Kringg... Kringg ...
"Noah! Noah!!"
Gerakan Noah yang sedang membenamkan akar dari bunga melati pun terhenti. Matanya menatap Liana heran.
"Siapa, Ma?"
"Kayaknya Keanu deh," sahut Liana. Wanita itu menatap Noah yang menghela napas berat, "Kamu bukain gih pintu. Suruh Kean masuk," titah Liana.
Noah menggeleng, "Males. Lagi nggak mau main sama Kean."
Liana menangkap gelagat lesu yang Noah tunjukkan saat mendengar nama Kean. Apakah terjadi sesuatu pada mereka?
"Kamu berantem sama Kean?" tanya Liana lembut.
Noah menggeleng cepat, "Nggak bakhantem."
Liana menghela napas, ia berdiri dan berjalan menuju pintu.
"Noah nya mana?" tanya Keanu tidak sabaran.
"Ada tuh, di halaman belakang. Kamu sendirian ke sini?"
Keanu menggeleng, "Sama Papa. Papa nunggu di mobil."
Liana mengangguk paham, lalu menggiring Keanu menuju Noah.
"Noah..."
Noah yang sedang memainkan tanah menggunakan sendok semen pun menoleh.
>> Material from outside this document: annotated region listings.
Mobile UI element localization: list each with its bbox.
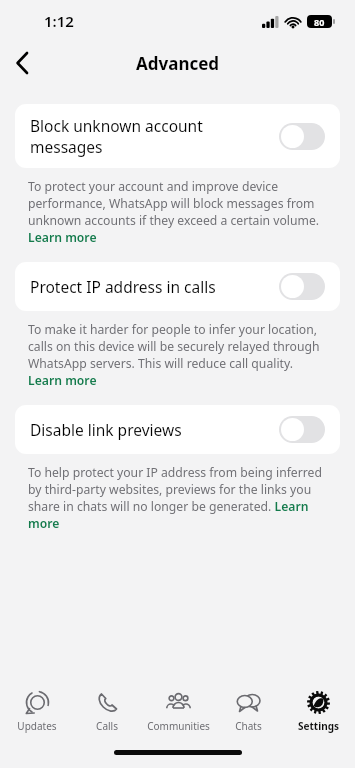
staticText: 1:12: [44, 11, 74, 31]
staticText: Updates: [17, 719, 57, 733]
staticText: 80: [314, 16, 325, 28]
button[interactable]: Communities: [145, 688, 211, 735]
staticText: Advanced: [136, 52, 220, 75]
button[interactable]: Protect IP address in calls: [15, 262, 340, 311]
staticText: Settings: [298, 719, 339, 733]
button[interactable]: Block unknown account messages: [15, 104, 340, 168]
button[interactable]: Updates: [4, 688, 70, 735]
staticText: Calls: [96, 719, 118, 733]
staticText: Protect IP address in calls: [30, 276, 271, 297]
staticText: Block unknown account messages: [30, 115, 271, 157]
button[interactable]: Settings: [285, 688, 351, 735]
button[interactable]: Toggle off: [279, 416, 325, 443]
staticText: To help protect your IP address from bei…: [28, 464, 327, 532]
staticText: Disable link previews: [30, 419, 271, 440]
button[interactable]: Toggle off: [279, 273, 325, 300]
staticText: To protect your account and improve devi…: [28, 178, 327, 246]
staticText: Chats: [235, 719, 262, 733]
button[interactable]: Chats: [215, 688, 281, 735]
staticText: Communities: [147, 719, 210, 733]
staticText: To make it harder for people to infer yo…: [28, 321, 327, 389]
button[interactable]: Disable link previews: [15, 405, 340, 454]
button[interactable]: Back: [0, 41, 44, 85]
button[interactable]: Toggle off: [279, 123, 325, 150]
button[interactable]: Calls: [74, 688, 140, 735]
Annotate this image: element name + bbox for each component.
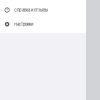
button[interactable]: Настройки	[0, 17, 86, 31]
button[interactable]: ?	[0, 3, 86, 17]
staticText: Справка и отзывы	[14, 8, 48, 12]
staticText: ?	[6, 8, 8, 12]
staticText: Настройки	[14, 22, 33, 27]
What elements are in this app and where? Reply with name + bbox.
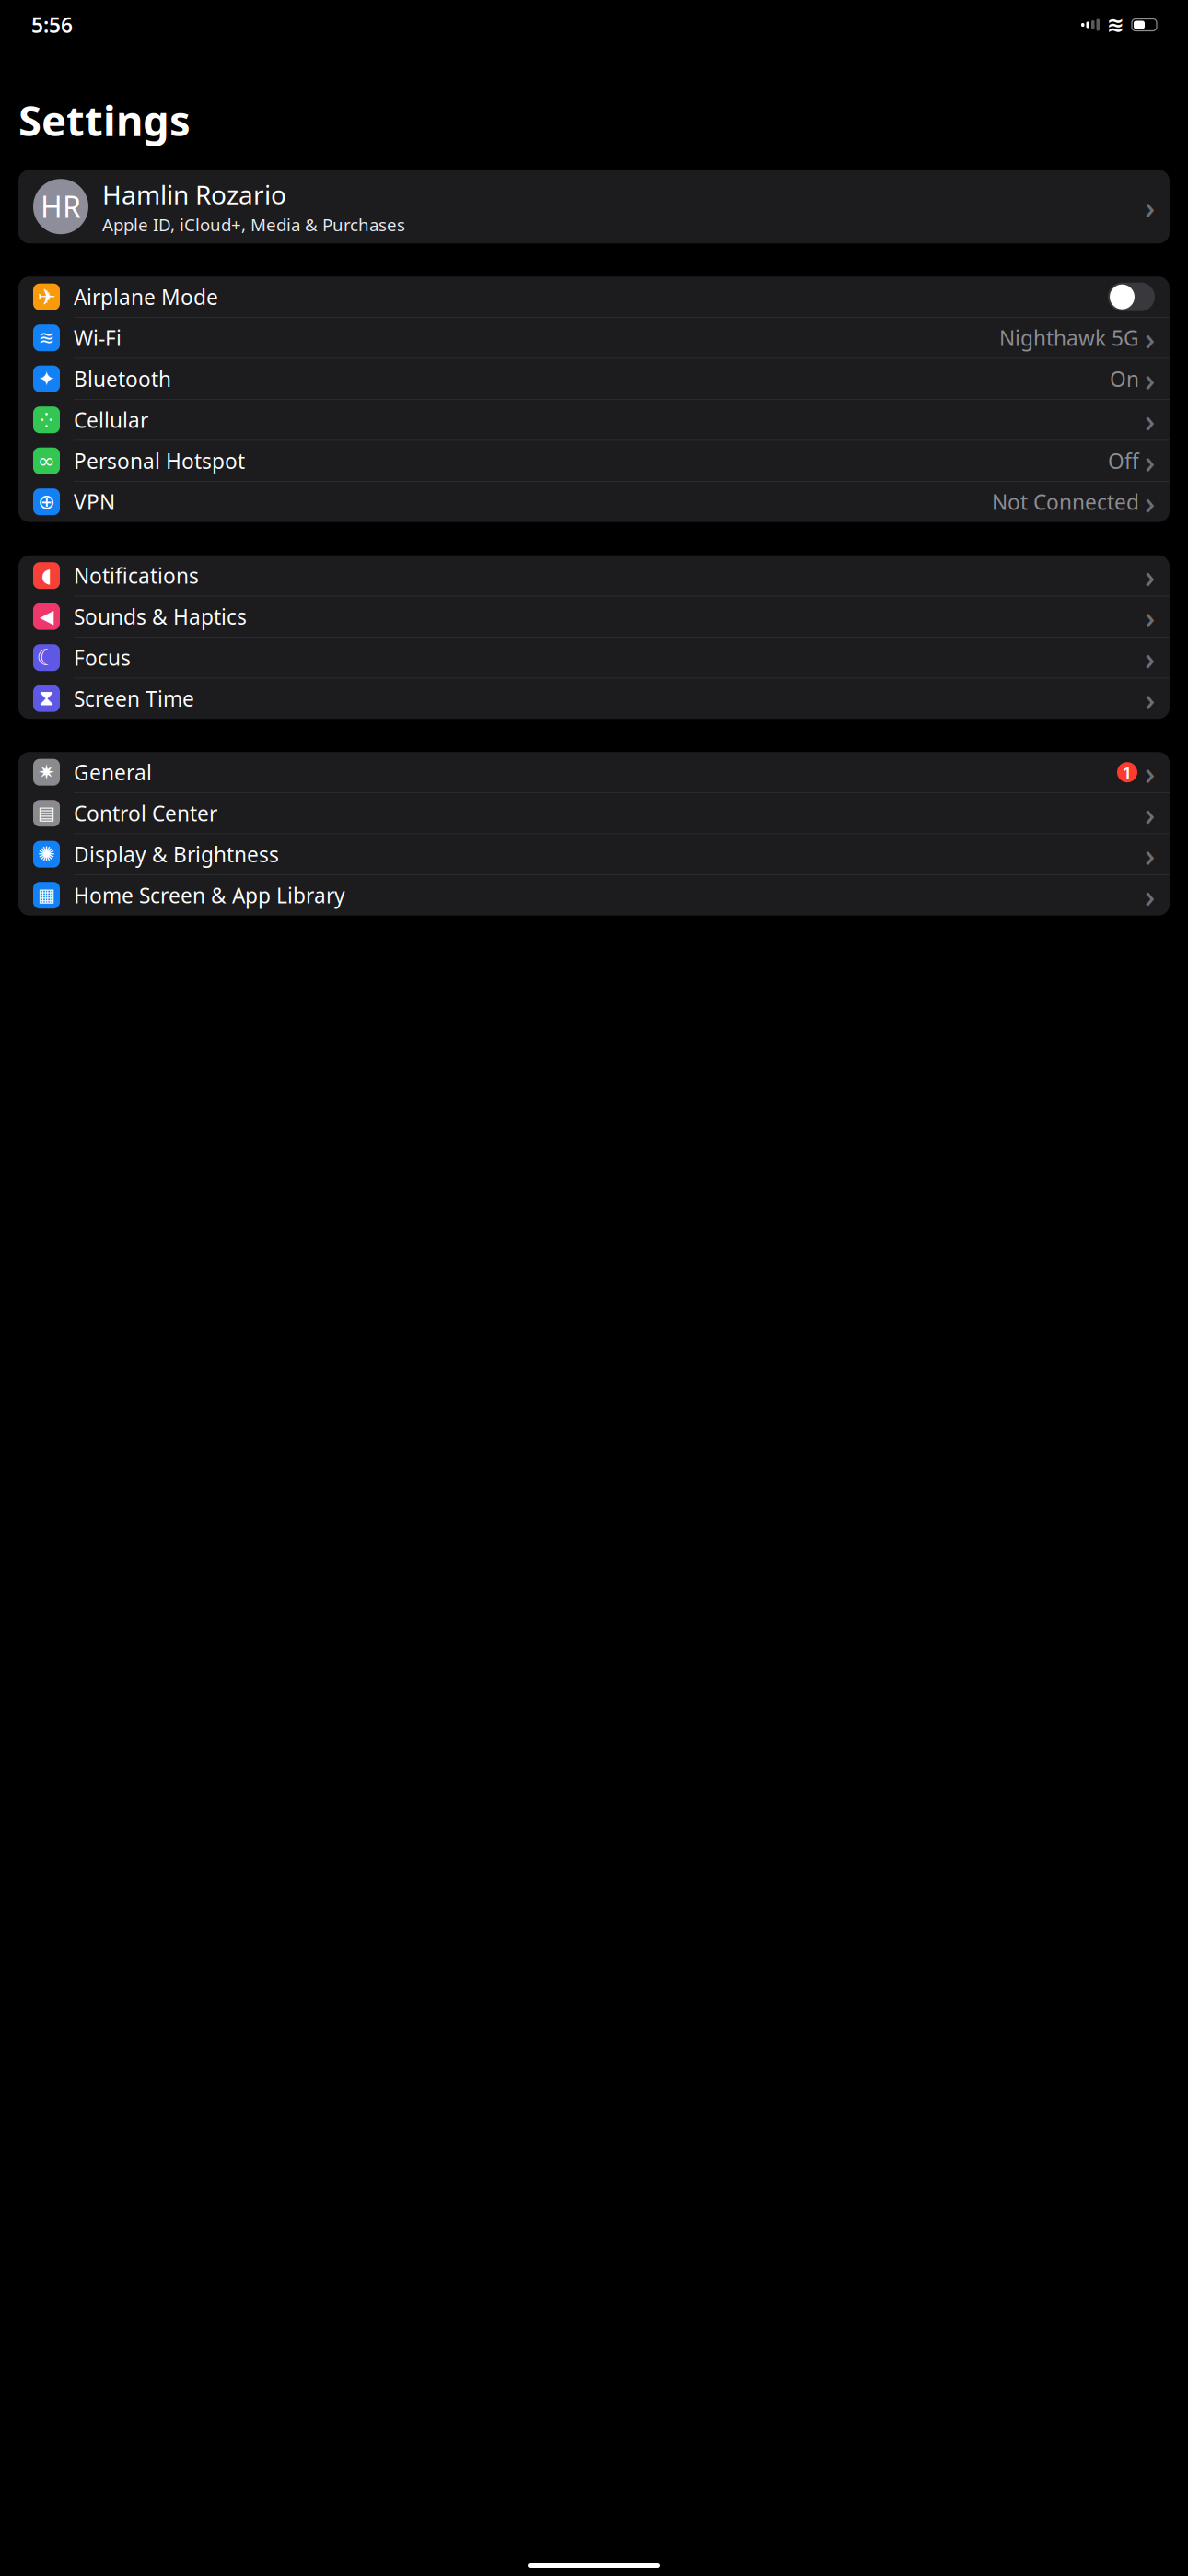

"Main yuk! Papa mau ngajak kita main ke timezone Mal. Dia libur katanya," ajak Keanu antusias.
Noah tidak langsung menjawab, ia menatap Liana.
"Noah mau ikut? Nggak papa kok, main aja sama Kean. Mama izin kan," ucap Liana.
Noah menggeleng malas. "Malas."
Keanu mendesah kecewa, tak habis akal ia mencoba membujuk Noah lagi.
"Ayolah, Noah! Kita beli es krim deh, sama permen." Keanu menatap Noah yang sedikit mulai terpancing dengan bujukannya, "Beli robot juga," lanjut Keanu.
"Enak lho, dari pada di rumah. Main sama Kean aja ya?" Liana ikut-ikutan membujuk.
Hari ini Liana memang merasa ada yang tidak beres dengan Noah, maka dari itu lebih baik hari ini Noah bermain bersama Keanu puas-puas. Biasanya ia tidak memperbolehkan Noah pergi tanpa dirinya.
"Ya udah Noah ikut, tapi Kean jangan nakal," sahut Noah.
Keanu menatap Noah sebal, "Kapan sih aku nakal? Kamu yang suka nakal sama ngejekin aku," cetusnya.
Noah hanya mengangkat bahu acuh. "Jadi pekhgi nggak Kean? Ngomong mulu, cekhewet banget kayak nenek-nenek."
Liana tersenyum kecil, "Ya udah, ayo ganti baju kamu dulu. Kean nunggu di ruang tengah ya. Nonton aja dulu."
Keanu mengangguk paham lalu berlari menuju ruang tengah. Sedangkan Liana menggendong tubuh Noah dan memasuki rumah menuju kamar.